I was shopping with my wife at a Target store in Brooklyn, NY yesterday on Flatbush Ave. As we were headed out, my wife went to the checkout line to pay and I headed to the restroom. We were perhaps 25 feet from security at the front of the store. A women with a shopping cart at an angle going the “wrong way” blocked my natural path so I went in the opposite lane of shopper traffic. I attempted to pass two African American men in the other “lane” by going all the way to the outside. I don’t believe I was going fast and believe there was a fair amount for room for everyone to fit-but as I passed them, one of the men quickly raised one of his elbows like a weapon and thrust it quickly and forcefully into my nose, breaking it in two places. The assailant yelled something at me, but I was so dazed and my glasses were askew and there was blood in my mouth that I couldn’t hear what he said.
I headed to security at the front of the store by the escalator to report the incident and my assailant turned the other way and went shopping in the store. I reported the incident to security (African American) as to what had happened and that my assailant was still in the store and what he looked like. There were several other Target employees who appeared (all African American). They told me they couldn’t do anything and that I should call 911, which I did as my nose bled heavily. They looked disinterested at best. They didn’t ask me to identify my assailant who was still in store or what happened and whether there was any altercation or any who/what/where/why about the incident.
While I was with security, I saw the other man that was with my assailant and he stopped briefly to talk with us. He knew the assailant. At this point, my wife was with me as were several other women from the community. We tried to get security to stop and question the other man-but they wouldn’t do it. Finally, the assailant himself appeared again as he was walking out of the store. I pointed him out to security, but they just ignored me. They said that this was solely a police issue and that they wouldn’t get involved. The police showed up and took a statement, they checked the security footage and verified it was an assault and then they left. I don’t believe they even questioned Target security. Unfortunately, I should have been even more vocal and made a scene-but I was dazed with a broken nose and wasn’t feeling well. I blacked out not long after the paramedics arrived.
My experience raise several troubling questions in light of race issues, security and law enforcement in this country and whether in light of sensitivity over race, we have allowed the pendulum to swing too far the other way in that the law isn’t enforced against certain portions of the population in name of race equality. Potential lawbreakers in these demographic know this. Additionally, this only reinforces stereotypes and biases, which helps none of us.
Target isn’t obligated to have security, but they do. Would they have treated the assailant differently and tried to apprehend him if he stole a plasma TV? Or would they have asked someone else to call 911?

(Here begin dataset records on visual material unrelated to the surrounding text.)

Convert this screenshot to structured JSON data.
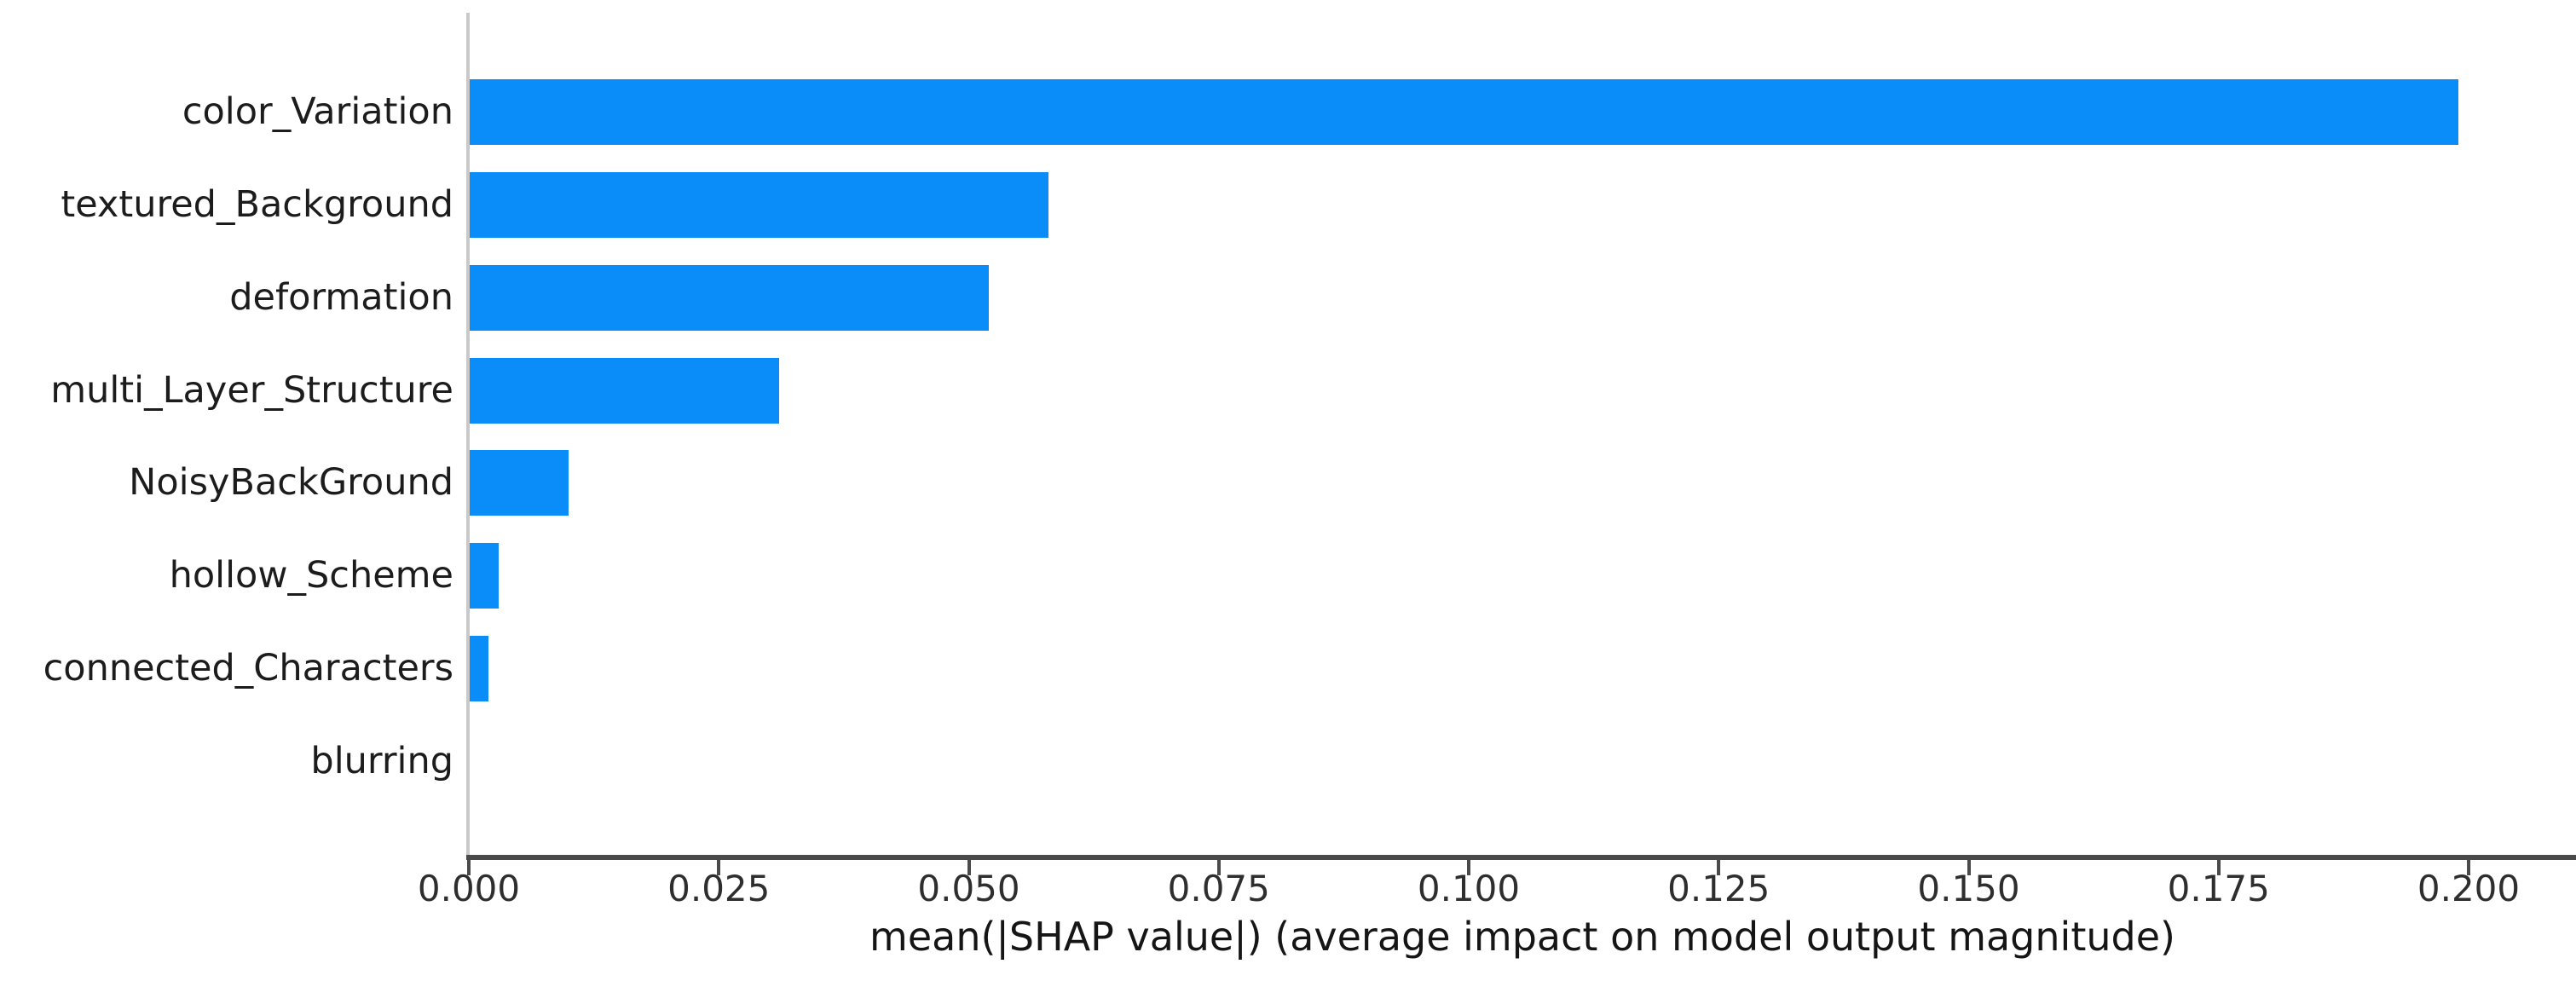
{
  "figure": {
    "background": "#ffffff"
  },
  "chart_data": {
    "type": "bar",
    "orientation": "horizontal",
    "title": "",
    "xlabel": "mean(|SHAP value|) (average impact on model output magnitude)",
    "ylabel": "",
    "categories": [
      "color_Variation",
      "textured_Background",
      "deformation",
      "multi_Layer_Structure",
      "NoisyBackGround",
      "hollow_Scheme",
      "connected_Characters",
      "blurring"
    ],
    "values": [
      0.199,
      0.058,
      0.052,
      0.031,
      0.01,
      0.003,
      0.002,
      0.0
    ],
    "xticks": [
      0.0,
      0.025,
      0.05,
      0.075,
      0.1,
      0.125,
      0.15,
      0.175,
      0.2
    ],
    "xtick_labels": [
      "0.000",
      "0.025",
      "0.050",
      "0.075",
      "0.100",
      "0.125",
      "0.150",
      "0.175",
      "0.200"
    ],
    "xlim": [
      0,
      0.2107
    ],
    "grid": false,
    "legend": null,
    "bar_color": "#0a8df8",
    "axis_color": "#4a4a4a",
    "left_spine_color": "#c9c9c9",
    "text_color": "#1c1c1c"
  }
}
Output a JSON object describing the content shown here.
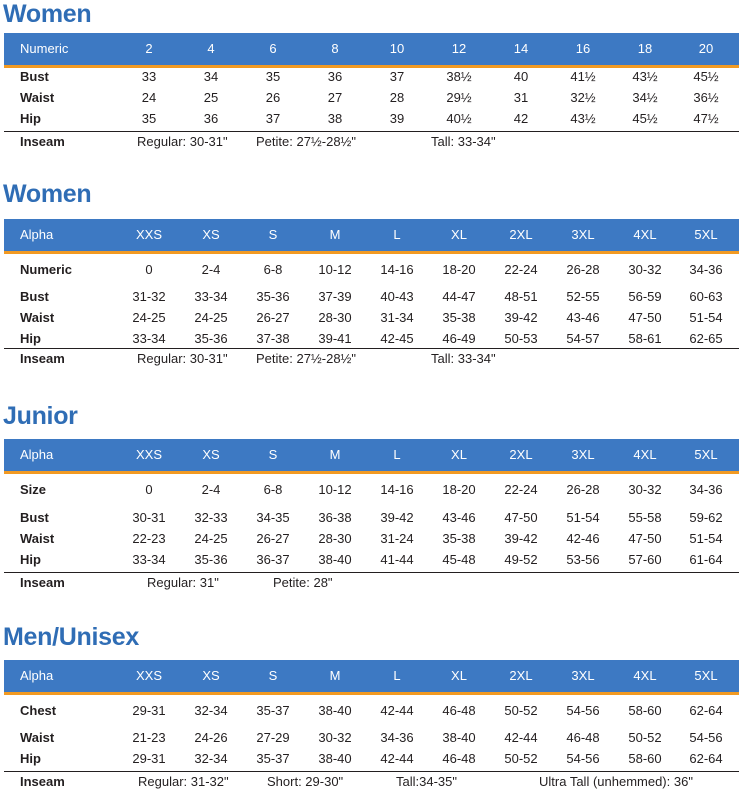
{
  "colors": {
    "title": "#2f6db5",
    "header_bg": "#3d79c3",
    "header_rule": "#f29a22",
    "text": "#231f20"
  },
  "tables": [
    {
      "title": "Women",
      "header_label": "Numeric",
      "columns": [
        "2",
        "4",
        "6",
        "8",
        "10",
        "12",
        "14",
        "16",
        "18",
        "20"
      ],
      "rows": [
        {
          "label": "Bust",
          "values": [
            "33",
            "34",
            "35",
            "36",
            "37",
            "38½",
            "40",
            "41½",
            "43½",
            "45½"
          ]
        },
        {
          "label": "Waist",
          "values": [
            "24",
            "25",
            "26",
            "27",
            "28",
            "29½",
            "31",
            "32½",
            "34½",
            "36½"
          ]
        },
        {
          "label": "Hip",
          "values": [
            "35",
            "36",
            "37",
            "38",
            "39",
            "40½",
            "42",
            "43½",
            "45½",
            "47½"
          ]
        }
      ],
      "inseam_label": "Inseam",
      "inseam": [
        "Regular: 30-31\"",
        "Petite: 27½-28½\"",
        "Tall: 33-34\""
      ]
    },
    {
      "title": "Women",
      "header_label": "Alpha",
      "columns": [
        "XXS",
        "XS",
        "S",
        "M",
        "L",
        "XL",
        "2XL",
        "3XL",
        "4XL",
        "5XL"
      ],
      "rows": [
        {
          "label": "Numeric",
          "values": [
            "0",
            "2-4",
            "6-8",
            "10-12",
            "14-16",
            "18-20",
            "22-24",
            "26-28",
            "30-32",
            "34-36"
          ]
        },
        {
          "label": "Bust",
          "values": [
            "31-32",
            "33-34",
            "35-36",
            "37-39",
            "40-43",
            "44-47",
            "48-51",
            "52-55",
            "56-59",
            "60-63"
          ]
        },
        {
          "label": "Waist",
          "values": [
            "24-25",
            "24-25",
            "26-27",
            "28-30",
            "31-34",
            "35-38",
            "39-42",
            "43-46",
            "47-50",
            "51-54"
          ]
        },
        {
          "label": "Hip",
          "values": [
            "33-34",
            "35-36",
            "37-38",
            "39-41",
            "42-45",
            "46-49",
            "50-53",
            "54-57",
            "58-61",
            "62-65"
          ]
        }
      ],
      "inseam_label": "Inseam",
      "inseam": [
        "Regular: 30-31\"",
        "Petite: 27½-28½\"",
        "Tall: 33-34\""
      ]
    },
    {
      "title": "Junior",
      "header_label": "Alpha",
      "columns": [
        "XXS",
        "XS",
        "S",
        "M",
        "L",
        "XL",
        "2XL",
        "3XL",
        "4XL",
        "5XL"
      ],
      "rows": [
        {
          "label": "Size",
          "values": [
            "0",
            "2-4",
            "6-8",
            "10-12",
            "14-16",
            "18-20",
            "22-24",
            "26-28",
            "30-32",
            "34-36"
          ]
        },
        {
          "label": "Bust",
          "values": [
            "30-31",
            "32-33",
            "34-35",
            "36-38",
            "39-42",
            "43-46",
            "47-50",
            "51-54",
            "55-58",
            "59-62"
          ]
        },
        {
          "label": "Waist",
          "values": [
            "22-23",
            "24-25",
            "26-27",
            "28-30",
            "31-24",
            "35-38",
            "39-42",
            "42-46",
            "47-50",
            "51-54"
          ]
        },
        {
          "label": "Hip",
          "values": [
            "33-34",
            "35-36",
            "36-37",
            "38-40",
            "41-44",
            "45-48",
            "49-52",
            "53-56",
            "57-60",
            "61-64"
          ]
        }
      ],
      "inseam_label": "Inseam",
      "inseam": [
        "Regular: 31\"",
        "Petite: 28\""
      ]
    },
    {
      "title": "Men/Unisex",
      "header_label": "Alpha",
      "columns": [
        "XXS",
        "XS",
        "S",
        "M",
        "L",
        "XL",
        "2XL",
        "3XL",
        "4XL",
        "5XL"
      ],
      "rows": [
        {
          "label": "Chest",
          "values": [
            "29-31",
            "32-34",
            "35-37",
            "38-40",
            "42-44",
            "46-48",
            "50-52",
            "54-56",
            "58-60",
            "62-64"
          ]
        },
        {
          "label": "Waist",
          "values": [
            "21-23",
            "24-26",
            "27-29",
            "30-32",
            "34-36",
            "38-40",
            "42-44",
            "46-48",
            "50-52",
            "54-56"
          ]
        },
        {
          "label": "Hip",
          "values": [
            "29-31",
            "32-34",
            "35-37",
            "38-40",
            "42-44",
            "46-48",
            "50-52",
            "54-56",
            "58-60",
            "62-64"
          ]
        }
      ],
      "inseam_label": "Inseam",
      "inseam": [
        "Regular: 31-32\"",
        "Short: 29-30\"",
        "Tall:34-35\"",
        "Ultra Tall (unhemmed): 36\""
      ]
    }
  ]
}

I am a white male. The store security personnel were all African American and the assailant was African American. Would the response have been different if the assailant was a large white man and victim an older African American grandmother? Is Target security trained? If so, were they incompetent or was their indifference and apathy towards the incident by design? Target corporate literature makes it very clear that they take diversity seriously and have corporate goals to hire people of color. However, did this diversity and inclusion backfire in the worst way if their security selectively decides when to make an issue of something and when not to and was their lack of response race related? Target employees didn’t elbow me in the face, but the logical conclusion of their response towards the matter suggests that lawbreakers of certain demographics feel emboldened to commit crimes in Target stores because they know they will get a free pass.
Anonymous (For Privacy and Safety Reasons)
NOTE: The views expressed here are those of the authors and do not necessarily represent or reflect the views of YWN.